Throughout his testimony, Mr. Pyne underscored the importance of steadfast Congressional support for the Jones Act and how the industry’s future hinges upon that continued resolve. Mr. Pyne noted Kirby’s significant financial commitment as well as that of other AMP member companies, stating that investments “are occurring in virtually every segment of the domestic U.S.-flag industry—dredging and marine construction; tugboats, towboats and barges; passenger vessels; and tank and dry cargo vessels. Thousands of workers in American shipyards and related businesses build these vessels, helping to sustain the shipbuilding industry base. Thousands of American seafarers are employed on the new vessels, providing a pool of seafarers to meet military sealift requirements. The domestic U.S.-flag maritime industry has demonstrated time and again that it can, and will, continue to meet America’s transportation needs.”
Commenting on Mr. Pyne’s testimony, AWO President & CEO Tom Allegretti stated that “without a doubt, Joe’s thoughtful testimony and honest perspective as an industry leader gave the Subcommittee members a greater understanding of how much the industry depends on Congress to vocally and visibly support the Jones Act and how integral that support is to both the industry’s future growth and the benefits the industry provides to the nation.”
Other panelists also showed strong support for the Jones Act. Fred Harris, CEO of NASSCO, testifying on behalf of the Shipbuilders Council of America, said the Jones Act is critical to U.S. maritime strength and emphasized that it is vital that the U.S. maintain its shipbuilding capability. Augie Tellez, Executive Vice President of the Seafarers International Union, called the domestic Jones Act industry “vibrant and growing.”
In his opening statement, Subcommittee Chairman Duncan Hunter Jr. (R-Calif.) reflected his hope that the new leadership of DOT and MARAD will protect the U.S. maritime industry by reducing Jones Act waivers. He also questioned the President’s budget that restructures the Food for Peace program, under which U.S. agricultural commodities are moved on U.S. vessels to needy nations around the world.

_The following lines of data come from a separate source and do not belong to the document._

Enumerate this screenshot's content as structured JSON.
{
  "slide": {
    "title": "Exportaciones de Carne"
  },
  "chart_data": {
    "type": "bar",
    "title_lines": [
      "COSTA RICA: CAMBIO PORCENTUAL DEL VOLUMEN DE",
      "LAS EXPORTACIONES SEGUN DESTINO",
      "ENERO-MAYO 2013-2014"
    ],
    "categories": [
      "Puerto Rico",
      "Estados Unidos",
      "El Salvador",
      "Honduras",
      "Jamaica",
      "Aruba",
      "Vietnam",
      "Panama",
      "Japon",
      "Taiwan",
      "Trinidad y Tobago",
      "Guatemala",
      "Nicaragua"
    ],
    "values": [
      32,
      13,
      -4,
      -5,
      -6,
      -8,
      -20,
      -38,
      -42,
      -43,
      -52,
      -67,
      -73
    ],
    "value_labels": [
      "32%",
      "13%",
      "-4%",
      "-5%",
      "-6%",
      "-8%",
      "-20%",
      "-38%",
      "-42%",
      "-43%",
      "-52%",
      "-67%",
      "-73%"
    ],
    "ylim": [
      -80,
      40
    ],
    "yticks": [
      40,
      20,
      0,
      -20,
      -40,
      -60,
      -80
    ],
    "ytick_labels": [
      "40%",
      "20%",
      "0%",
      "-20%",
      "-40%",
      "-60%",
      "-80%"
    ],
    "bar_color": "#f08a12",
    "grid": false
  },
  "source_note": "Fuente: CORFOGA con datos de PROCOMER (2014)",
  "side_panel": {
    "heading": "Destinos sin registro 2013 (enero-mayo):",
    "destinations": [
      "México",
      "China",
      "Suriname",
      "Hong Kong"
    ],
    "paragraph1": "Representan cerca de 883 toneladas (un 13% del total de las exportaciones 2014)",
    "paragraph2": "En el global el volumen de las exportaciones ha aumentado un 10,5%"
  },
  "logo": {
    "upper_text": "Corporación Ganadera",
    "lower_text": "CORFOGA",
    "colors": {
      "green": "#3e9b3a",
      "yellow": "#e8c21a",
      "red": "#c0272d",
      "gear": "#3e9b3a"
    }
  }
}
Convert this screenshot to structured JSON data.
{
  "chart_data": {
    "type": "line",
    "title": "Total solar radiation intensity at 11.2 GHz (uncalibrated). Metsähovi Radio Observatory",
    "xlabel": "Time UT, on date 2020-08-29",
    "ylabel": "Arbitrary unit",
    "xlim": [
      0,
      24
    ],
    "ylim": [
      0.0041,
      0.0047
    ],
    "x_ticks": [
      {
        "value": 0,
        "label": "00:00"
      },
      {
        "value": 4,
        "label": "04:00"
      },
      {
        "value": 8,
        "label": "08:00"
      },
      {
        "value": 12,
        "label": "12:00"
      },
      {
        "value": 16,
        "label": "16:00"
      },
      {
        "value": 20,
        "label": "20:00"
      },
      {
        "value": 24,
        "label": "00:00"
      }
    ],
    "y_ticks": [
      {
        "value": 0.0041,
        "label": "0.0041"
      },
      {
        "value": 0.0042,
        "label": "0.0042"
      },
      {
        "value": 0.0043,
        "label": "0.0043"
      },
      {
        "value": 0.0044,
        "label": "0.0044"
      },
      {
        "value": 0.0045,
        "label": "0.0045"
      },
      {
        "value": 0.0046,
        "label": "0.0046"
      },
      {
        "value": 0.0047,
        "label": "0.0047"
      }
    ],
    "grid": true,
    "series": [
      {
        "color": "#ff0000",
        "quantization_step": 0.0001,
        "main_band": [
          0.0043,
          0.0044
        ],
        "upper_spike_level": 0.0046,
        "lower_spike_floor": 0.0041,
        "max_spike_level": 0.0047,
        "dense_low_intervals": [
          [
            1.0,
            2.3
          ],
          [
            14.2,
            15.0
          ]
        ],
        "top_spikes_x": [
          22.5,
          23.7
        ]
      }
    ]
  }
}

Subcommittee Ranking Member Rep. John Garamendi (D-Calif.) stressed how Jones Act vessels constitute a substantial component of national defense and took the opportunity to champion the industry at large, saying, “We should take steps to enhance and grow cargo for American vessels. We can do that by enforcing the Jones Act. I will continue to advocate for a better environment for maritime transportation to succeed, and from the bottom of my heart I thank our mariners and their work.”
In his statement, Deputy Secretary Porcari stated the importance of the maritime Security Program in providing 60 commercial vessels ready to meet national security needs, as well as reiterated DOT’s support for the Jones Act. Gen. Fraser then stressed the importance of U.S. merchant mariners to U.S. sealift capacity, calling domestic mariners critical to the U.S. military capabilities.
Both panels received several questions from subcommittee members in attendance at the hearing, including Reps. Elijah Cummings (D-Md.), Howard Coble (R-N.C.), Janice Hahn (D-Calif.) and Tome Rice (R-S.C.). Rep Coble questioned Deputy Secretary Porcari about the progress made since last year’s passage of the Coast Guard Authorization Act requiring that MARAD improve disclosure in Jones Act waivers. Deputy Secretary Pocari’s response to that line of questioning continued to defend the Administration’s actions relating to the more than 40 Jones Act waivers that occurred after the 2011 SPR drawdown, indicating that the Administration’s position on Jones Act waivers has not substantially changed.